Baykar’ın kurucusu Özdemir Bayraktar, “Birilerinin yurt dışına bağımlı olma zorunluluğu, milletimize olan sorumluluğumuzun önüne geçemez” diyen bir teknik adamdı. Rabbim ona binlerce rahmet mağfiret eylesin.
Özdemir Bayraktar, ihanetlerle dolu teknoloji tarihimizde Nuri Demirağ’ın, Vecihi Hürkuş’un, Nuri Killigil’in devamı olarak, her türlü engellemeleri aşarak İHA ve SİHA’ları üretti/icat etti.
Ben bu konuda yedi kez yazı yayınladım. Gazetelerde köşe yazılarında başsağlığı vesilesiyle Baykar’ın yaptıkları ve engelleri okumaktayız.
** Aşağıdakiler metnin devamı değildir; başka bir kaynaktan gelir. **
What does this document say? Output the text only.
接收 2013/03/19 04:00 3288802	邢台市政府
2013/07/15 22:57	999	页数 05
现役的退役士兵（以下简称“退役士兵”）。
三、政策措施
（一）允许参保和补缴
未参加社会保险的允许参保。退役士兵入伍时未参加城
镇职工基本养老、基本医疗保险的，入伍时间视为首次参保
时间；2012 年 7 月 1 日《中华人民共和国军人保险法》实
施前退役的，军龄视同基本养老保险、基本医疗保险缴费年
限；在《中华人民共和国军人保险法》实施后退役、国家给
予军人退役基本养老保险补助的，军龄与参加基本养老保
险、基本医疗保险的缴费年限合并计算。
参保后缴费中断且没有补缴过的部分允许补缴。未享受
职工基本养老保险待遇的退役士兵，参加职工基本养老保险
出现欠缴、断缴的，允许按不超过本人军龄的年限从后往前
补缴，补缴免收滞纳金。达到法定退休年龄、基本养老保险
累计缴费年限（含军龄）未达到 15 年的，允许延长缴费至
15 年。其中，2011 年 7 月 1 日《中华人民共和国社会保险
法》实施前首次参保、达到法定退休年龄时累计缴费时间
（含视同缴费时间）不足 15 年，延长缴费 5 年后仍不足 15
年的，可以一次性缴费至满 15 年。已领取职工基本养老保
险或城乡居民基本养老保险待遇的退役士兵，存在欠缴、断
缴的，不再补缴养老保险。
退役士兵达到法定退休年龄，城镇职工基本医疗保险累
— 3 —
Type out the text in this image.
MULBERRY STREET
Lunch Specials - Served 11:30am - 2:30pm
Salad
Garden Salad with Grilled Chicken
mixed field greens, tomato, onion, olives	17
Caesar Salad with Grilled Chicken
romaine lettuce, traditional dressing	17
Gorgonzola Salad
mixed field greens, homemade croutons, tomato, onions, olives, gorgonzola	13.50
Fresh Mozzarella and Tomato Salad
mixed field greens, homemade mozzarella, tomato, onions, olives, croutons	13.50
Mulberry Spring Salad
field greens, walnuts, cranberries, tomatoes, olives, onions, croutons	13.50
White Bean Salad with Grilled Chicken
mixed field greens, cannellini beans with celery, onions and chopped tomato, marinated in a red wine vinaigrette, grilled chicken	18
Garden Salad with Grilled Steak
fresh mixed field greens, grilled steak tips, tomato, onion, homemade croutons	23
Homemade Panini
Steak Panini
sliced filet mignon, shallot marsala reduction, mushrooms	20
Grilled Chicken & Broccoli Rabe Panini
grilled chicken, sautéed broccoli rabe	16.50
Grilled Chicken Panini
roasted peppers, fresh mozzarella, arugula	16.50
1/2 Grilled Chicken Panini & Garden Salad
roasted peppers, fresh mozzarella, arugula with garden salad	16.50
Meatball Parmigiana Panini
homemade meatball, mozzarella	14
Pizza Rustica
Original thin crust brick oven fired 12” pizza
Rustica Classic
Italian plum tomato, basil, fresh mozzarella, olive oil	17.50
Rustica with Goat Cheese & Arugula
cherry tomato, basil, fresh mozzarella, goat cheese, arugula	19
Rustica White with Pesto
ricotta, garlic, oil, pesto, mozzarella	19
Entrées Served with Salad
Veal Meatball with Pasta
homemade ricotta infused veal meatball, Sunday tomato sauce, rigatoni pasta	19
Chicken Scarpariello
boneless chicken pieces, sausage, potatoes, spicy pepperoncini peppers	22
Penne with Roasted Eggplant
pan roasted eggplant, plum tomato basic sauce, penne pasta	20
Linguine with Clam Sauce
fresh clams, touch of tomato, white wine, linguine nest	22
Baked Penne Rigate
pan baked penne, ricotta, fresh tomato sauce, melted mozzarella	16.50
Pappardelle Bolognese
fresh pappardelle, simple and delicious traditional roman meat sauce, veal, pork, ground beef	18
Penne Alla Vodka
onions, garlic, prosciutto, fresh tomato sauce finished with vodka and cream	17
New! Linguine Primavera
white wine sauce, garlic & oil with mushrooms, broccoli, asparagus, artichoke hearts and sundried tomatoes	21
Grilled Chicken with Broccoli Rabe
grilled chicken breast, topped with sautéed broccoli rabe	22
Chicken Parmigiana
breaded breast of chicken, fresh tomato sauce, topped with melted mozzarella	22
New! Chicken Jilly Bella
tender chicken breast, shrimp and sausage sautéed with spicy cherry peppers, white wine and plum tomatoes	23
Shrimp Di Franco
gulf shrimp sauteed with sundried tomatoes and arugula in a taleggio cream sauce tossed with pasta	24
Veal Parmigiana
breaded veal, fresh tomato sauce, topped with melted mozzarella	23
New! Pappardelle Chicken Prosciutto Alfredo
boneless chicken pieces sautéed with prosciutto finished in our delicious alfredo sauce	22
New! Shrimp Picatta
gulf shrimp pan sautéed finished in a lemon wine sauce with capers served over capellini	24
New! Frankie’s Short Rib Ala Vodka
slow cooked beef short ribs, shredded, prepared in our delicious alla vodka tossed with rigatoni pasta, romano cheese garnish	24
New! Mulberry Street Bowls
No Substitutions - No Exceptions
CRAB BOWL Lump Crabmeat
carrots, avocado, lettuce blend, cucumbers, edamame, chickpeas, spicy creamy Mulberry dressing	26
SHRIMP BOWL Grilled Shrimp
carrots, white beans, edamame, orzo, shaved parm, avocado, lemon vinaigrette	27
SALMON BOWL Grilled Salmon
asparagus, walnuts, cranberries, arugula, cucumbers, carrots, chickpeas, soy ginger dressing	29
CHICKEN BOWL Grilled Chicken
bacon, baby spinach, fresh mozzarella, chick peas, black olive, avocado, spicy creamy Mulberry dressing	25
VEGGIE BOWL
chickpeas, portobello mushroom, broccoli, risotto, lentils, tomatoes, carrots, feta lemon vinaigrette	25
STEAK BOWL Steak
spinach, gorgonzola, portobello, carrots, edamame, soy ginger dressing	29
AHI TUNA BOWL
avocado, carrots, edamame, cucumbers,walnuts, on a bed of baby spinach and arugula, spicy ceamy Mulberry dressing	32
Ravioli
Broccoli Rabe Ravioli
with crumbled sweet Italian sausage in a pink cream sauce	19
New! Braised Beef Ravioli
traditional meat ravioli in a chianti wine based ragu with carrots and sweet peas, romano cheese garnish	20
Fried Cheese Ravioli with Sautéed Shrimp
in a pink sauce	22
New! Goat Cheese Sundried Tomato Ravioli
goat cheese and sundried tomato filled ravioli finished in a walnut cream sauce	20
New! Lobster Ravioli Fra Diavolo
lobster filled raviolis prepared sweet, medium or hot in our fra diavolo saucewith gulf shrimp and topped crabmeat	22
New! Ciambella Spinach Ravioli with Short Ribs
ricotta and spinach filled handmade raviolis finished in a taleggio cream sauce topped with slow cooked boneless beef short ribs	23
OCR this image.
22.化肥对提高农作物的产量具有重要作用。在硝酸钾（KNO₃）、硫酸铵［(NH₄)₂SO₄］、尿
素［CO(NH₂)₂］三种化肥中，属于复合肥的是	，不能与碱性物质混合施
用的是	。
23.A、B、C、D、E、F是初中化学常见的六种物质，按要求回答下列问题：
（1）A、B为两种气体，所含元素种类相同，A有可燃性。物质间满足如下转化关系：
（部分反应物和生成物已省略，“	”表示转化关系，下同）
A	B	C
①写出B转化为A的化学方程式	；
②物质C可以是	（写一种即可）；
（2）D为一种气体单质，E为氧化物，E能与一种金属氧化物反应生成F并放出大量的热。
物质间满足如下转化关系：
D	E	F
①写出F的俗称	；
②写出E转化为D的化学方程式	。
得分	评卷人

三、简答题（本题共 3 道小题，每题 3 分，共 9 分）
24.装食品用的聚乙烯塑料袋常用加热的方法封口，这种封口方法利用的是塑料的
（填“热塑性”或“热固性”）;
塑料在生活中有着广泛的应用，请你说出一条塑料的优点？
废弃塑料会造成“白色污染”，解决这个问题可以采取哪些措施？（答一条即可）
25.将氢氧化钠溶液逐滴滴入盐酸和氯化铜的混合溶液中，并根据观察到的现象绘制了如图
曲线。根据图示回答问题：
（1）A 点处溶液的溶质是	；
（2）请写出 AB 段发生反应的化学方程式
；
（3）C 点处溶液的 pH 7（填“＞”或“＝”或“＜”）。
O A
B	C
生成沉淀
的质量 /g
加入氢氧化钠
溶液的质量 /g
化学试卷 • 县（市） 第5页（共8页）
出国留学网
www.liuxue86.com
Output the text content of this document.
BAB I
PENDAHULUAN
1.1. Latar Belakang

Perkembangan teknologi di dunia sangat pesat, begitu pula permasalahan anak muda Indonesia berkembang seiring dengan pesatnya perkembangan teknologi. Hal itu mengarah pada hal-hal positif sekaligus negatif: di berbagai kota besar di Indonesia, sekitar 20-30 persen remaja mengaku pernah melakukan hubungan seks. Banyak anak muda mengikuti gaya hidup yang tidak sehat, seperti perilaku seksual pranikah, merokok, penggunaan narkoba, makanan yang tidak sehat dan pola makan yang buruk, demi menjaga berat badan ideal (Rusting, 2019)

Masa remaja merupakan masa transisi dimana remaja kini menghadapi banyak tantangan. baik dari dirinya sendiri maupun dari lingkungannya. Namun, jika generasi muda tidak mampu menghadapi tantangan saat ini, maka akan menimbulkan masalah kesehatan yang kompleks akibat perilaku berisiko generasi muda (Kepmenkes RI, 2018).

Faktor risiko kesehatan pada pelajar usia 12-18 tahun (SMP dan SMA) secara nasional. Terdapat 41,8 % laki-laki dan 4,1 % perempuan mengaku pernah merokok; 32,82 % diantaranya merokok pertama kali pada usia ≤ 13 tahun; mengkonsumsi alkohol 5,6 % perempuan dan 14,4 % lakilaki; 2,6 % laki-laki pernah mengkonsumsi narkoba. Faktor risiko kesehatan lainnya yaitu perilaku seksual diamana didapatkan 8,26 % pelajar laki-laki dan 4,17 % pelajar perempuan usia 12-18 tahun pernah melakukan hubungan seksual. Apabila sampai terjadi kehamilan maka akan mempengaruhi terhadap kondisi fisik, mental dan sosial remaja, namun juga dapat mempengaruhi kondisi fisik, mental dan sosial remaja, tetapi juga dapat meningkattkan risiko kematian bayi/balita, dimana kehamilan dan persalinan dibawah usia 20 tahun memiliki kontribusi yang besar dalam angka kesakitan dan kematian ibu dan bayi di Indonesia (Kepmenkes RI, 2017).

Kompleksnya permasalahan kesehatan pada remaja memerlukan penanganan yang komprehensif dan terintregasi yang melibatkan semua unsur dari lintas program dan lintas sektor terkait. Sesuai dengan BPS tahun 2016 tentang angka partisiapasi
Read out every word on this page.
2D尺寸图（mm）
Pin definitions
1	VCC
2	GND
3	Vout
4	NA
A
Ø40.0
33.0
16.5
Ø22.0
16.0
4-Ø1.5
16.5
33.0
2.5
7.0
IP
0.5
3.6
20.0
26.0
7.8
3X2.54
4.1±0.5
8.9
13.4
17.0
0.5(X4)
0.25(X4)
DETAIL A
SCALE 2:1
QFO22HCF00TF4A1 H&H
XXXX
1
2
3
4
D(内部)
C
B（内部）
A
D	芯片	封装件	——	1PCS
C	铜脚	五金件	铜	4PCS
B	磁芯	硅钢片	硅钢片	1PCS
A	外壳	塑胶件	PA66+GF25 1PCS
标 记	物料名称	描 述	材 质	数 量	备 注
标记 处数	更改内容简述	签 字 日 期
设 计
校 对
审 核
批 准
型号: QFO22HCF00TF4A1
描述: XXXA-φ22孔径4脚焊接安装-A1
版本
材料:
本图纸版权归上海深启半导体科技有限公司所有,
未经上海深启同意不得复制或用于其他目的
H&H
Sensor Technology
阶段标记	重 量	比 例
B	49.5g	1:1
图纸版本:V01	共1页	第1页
Bu vesileyle ben de tekrar gündeme almak istedim. 1941’de Nuri Demirağ tarafından üretilen ilk yerli uçağımızın, ne oldu da uçak üretimi durduruldu. THK, yaptığı uçak alım anlaşmasını ne oldu da vazgeçti. Ve çıkartılan kanunla, yurt dışından alınan siparişlerin yerine getirilmesi engellendi. Neden? Ona keza yerli üretim Devrim otomobilinin başına gelenleri. Örnek olsun diye iki adet üretilmiş ama yapılan bir sürü engellemelerle üretimine devam edilmemiş.
1949’da Nuri Killigil’in silah fabrikası, Suriye’ye 3000 mermi vermek üzereyken sabotajla patlatıldı. Ne yazık ki Nuri Paşa’nın cesedi de tanınmayacak kadar yanarak şehit edildi.
Vecihi Hürkuş’un da hayatını milli/yerli uçağı istemeyenler karatanlardı. Ürettiği uçaklar tek tek yasaklandı.
İşte bütün bunları bilen Özdemir Bayraktar ailesi ve halefi Selçuk Bayraktar Göklerde kanat çırpan bir kartal gibi yükseldiler. Dünyaya meydan okuyan SİHA ve İHA ve benzerlerini ürettiler. Biz onlardan razı olmak zorundayız. Rabbim de onlardan razı olur inşallah.
Hoş kalın. Kasım 2021, Anamur. İsmet Kadıoğlu.